Luberius staunte, was Lola so verschlingen konnte. Dann stand sie auf, ließ alles stehen und liegen und sagte, sie müsse nach Hause. Hugo Luberius war ganz erschrocken und begann liebedienerisch um sie herumzuscharwenzeln. "Joa, Lolake, geföllt et die nich bi mi? Du kannst doch Buersche ware, moßt doch bloß noch ,Joa' segge."

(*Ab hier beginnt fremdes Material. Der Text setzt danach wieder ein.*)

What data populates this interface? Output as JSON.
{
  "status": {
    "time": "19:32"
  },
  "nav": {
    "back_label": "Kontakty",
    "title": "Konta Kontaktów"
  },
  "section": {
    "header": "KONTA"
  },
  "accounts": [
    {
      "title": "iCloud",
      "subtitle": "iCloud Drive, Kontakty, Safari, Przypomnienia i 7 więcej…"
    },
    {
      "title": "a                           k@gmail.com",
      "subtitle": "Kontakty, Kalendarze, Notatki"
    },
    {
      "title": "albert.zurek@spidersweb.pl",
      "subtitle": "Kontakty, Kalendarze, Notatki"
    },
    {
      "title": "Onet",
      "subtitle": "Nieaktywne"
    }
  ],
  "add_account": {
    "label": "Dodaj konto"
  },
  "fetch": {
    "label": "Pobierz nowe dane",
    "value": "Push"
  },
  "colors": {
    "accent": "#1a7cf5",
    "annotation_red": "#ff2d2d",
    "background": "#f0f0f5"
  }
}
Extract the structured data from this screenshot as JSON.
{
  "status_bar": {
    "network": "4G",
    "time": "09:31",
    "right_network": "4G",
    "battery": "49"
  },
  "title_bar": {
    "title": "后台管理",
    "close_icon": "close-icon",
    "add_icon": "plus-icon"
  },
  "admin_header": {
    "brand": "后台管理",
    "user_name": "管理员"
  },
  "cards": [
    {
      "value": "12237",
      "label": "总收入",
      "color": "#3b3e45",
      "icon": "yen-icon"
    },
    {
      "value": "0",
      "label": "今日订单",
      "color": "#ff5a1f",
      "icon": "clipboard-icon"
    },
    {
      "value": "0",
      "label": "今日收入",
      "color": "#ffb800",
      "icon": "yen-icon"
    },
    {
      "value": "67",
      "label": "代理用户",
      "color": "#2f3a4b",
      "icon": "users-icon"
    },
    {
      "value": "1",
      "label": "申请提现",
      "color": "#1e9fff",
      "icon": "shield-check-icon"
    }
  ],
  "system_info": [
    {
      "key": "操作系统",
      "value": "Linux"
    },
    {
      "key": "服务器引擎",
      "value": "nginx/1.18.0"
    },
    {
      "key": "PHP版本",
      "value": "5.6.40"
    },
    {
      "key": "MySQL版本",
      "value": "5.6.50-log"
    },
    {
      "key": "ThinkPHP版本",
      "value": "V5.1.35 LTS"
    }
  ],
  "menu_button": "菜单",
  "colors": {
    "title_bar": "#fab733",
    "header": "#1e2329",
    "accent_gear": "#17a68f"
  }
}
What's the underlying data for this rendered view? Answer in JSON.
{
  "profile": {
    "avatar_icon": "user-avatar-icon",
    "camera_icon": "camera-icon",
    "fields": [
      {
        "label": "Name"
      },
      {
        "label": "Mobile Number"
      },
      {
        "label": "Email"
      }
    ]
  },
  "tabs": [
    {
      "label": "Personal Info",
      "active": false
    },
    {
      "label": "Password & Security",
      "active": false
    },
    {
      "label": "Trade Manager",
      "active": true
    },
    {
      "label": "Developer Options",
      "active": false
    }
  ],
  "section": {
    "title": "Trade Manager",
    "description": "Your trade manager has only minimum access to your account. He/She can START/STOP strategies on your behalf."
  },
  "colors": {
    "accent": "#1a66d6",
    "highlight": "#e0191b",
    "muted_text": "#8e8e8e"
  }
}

"Du böst on blöwst doch e ol Dammelskopp, kick di doch moal an?" Dann raffte sie ihren Rock zusammen und zog los, daß es nur so staubte. Damlige Kurr, elendige, schrie er ihr noch nach, laß dich begraben. Aber was nun? Seine rosaroten Gedanken waren wie eine Seifenblase zerplatzt.

Sollte er sich nun doch noch mal das kleine Schielaugchen vom Nachtwächter Kallkies bekicken? Die sah ihn immer so bedeutungsvoll an. Aber womöglich sah sie ganz woanders hin.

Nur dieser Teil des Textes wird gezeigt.